At least two photographs that show mouth-to-mouth feeding, which Rogers critic Jill Lindsey said Rogers called “the bear’s kiss,” have gone public.

Rogers defended the practice, saying it shows that habituated bears aren’t dangerous. He also has said that the wider public “wouldn’t understand” such images, which is why he requested they not be disseminated publicly. It’s unclear to what extent the courses are connected with Rogers’ research. A number of course participants Friday said in social media posts that the two are unrelated. However, the radio collars allow Rogers to quickly locate the bears in the woods, allowing participants an opportunity not only to see a wild bear on a porch, but in its element.

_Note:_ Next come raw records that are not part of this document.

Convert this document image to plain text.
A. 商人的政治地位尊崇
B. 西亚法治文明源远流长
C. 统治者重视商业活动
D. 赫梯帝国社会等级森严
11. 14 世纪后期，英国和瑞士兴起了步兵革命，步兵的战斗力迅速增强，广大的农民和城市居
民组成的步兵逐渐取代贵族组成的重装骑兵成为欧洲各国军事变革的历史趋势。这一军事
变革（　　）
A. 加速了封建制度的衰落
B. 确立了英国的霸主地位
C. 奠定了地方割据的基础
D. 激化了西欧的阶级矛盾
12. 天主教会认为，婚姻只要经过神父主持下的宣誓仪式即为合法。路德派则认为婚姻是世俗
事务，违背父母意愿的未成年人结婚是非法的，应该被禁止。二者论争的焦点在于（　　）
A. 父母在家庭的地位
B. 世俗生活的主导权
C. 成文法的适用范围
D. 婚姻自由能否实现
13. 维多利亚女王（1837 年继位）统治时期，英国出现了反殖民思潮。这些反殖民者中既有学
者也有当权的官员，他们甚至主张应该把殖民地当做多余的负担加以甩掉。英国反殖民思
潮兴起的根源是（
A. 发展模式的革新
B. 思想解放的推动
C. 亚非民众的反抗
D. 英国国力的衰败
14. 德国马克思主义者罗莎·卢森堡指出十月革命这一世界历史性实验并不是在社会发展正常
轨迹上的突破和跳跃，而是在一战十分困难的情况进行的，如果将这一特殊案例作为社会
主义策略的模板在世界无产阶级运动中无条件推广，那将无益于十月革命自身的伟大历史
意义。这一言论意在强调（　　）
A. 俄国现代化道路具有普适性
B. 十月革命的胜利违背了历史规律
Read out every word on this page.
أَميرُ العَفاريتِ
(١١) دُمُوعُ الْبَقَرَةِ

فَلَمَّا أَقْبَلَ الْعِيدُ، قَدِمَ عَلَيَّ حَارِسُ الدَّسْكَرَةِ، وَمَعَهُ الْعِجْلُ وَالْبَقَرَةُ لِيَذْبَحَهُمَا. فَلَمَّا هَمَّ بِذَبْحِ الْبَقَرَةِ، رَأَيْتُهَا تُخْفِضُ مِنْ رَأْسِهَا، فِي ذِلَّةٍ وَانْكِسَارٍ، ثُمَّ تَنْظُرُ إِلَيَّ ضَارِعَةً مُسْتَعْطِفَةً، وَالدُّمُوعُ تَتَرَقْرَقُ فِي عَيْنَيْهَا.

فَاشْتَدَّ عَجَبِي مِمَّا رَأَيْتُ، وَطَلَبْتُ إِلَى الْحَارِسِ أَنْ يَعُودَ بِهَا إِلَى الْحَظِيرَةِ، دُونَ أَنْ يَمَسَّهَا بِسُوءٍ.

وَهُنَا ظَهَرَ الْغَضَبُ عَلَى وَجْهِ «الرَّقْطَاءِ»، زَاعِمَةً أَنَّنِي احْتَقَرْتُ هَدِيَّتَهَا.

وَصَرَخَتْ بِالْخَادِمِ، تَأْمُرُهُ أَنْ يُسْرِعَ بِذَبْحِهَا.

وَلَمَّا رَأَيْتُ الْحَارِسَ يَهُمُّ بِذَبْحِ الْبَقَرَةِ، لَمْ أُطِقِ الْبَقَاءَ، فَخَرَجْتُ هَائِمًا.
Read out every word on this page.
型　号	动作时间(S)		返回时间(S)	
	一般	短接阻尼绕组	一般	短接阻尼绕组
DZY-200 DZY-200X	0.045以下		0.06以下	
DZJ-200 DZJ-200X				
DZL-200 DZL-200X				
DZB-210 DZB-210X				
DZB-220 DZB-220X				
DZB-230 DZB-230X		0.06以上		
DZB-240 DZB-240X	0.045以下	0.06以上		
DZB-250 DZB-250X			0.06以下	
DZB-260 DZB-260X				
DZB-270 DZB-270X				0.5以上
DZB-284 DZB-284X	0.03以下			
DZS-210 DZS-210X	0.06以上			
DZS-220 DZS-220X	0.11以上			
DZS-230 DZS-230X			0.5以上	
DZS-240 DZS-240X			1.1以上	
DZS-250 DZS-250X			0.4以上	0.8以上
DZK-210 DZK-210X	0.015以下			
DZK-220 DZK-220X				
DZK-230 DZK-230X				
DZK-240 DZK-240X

It’s unclear how many people hand- or mouth-fed bears over the years. Earlier in the week, DNR Commissioner Tom Landwehr suggested it could have been as many as 650 since 2002, a figure apparently based on attendance of Rogers’ courses, which are offered at various times throughout the year.

Cornicelli said when he began receiving reports, images and videos of the activities in the courses several years ago he became deeply concerned.

“I was convinced he was not doing research. Now I’m starting to see all this public safety stuff,” Cornicelli said. “With Ms. Lindsey, she sent us a lot of pictures. But that was one person from one course. They run eight courses a year. … It makes me think, ‘What else is out there?’ It bothers me a lot.”